I would have to lead. Turn this family into something I could be proud of. It would take more death to rid us of everyone who cared about greed over loyalty. Who’d known what he’d done and hadn’t cared because it lined their pockets.

Was I ready?

It didn’t matter. I was born for it. Bled for it. It was my father’s legacy, so I would honor it.

I nodded once. That was all she needed. She turned back to the man who was the only blood we had left. “Did you love us even a little, or were we always pawns to you?”

“Neither.” He managed a fake smile as he spewed more hatred. Trying to get in one more hurt before he was gone. “You were mistakes who should have died with your parents.”

She sliced. His blood sprayed the walls as she pressed the blade so far into his neck the handle jammed against the entry wound.

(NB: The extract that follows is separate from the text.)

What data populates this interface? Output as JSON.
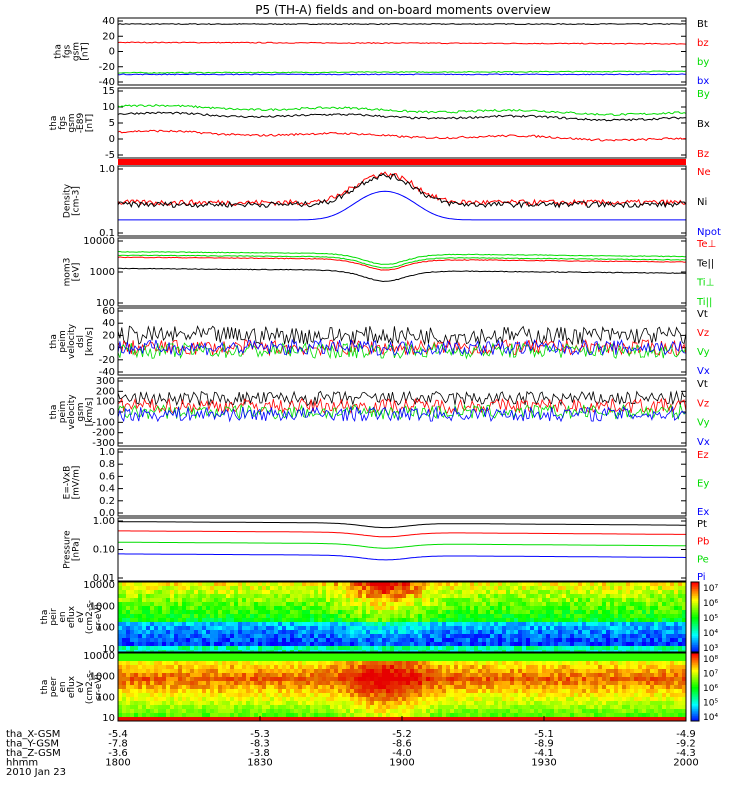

His choked gasps for air soothed my pain. His eyes, slowly draining of light, healed my scars.

He killed more than just my parents that day. He’d killed a piece of my soul.

12

Emma

Itook slow steadying breaths as I listened to the rain through the window. I imagined I was somewhere else. Curled up with a book in my lap. Or doing a rain photo shoot. I could almost see the smiling faces of a couple.

My body jerked as the timer went off on my phone. It echoed loudly in my tiny apartment bathroom, sending me back to reality. My eyes were slammed shut, my head hanging down over the sink, praying I didn’t throw up. My fingers gripped the edge of the counter so tight they’d gone numb. My jaw clenched as my stomach turned. I was a mess, anxiety finding any outlet it could.

I waited, hoping I’d suddenly feel strong enough to look at the test. But no strength came. So I grit my teeth and turned it over anyways. Doing what I’d always done, facing reality because no one else would. No one would come save me. No one would fix my problems. All I had was me.

My entire body stilled. My mind ran a mental calculation. Bile rose in my throat again. I felt like I couldn’t breathe. It was my worst nightmare coming to life.

No. No. No. No.

My chest constricted as I looked at the two pink lines. The air rushed from my lungs as I collapsed onto the floor, the pregnancy test scattered to the ground. This couldn’t be happening.

I never wanted this. I couldn’t do it. Bring a child into the world knowing the genetics I’d pass down. Knowing whatever toxicity lived in my genes, the one that had created three addicts in the same family, could do the same to them.

I wasn’t capable of caring for them. How could I be? I’d never had an example. I was only barely surviving myself.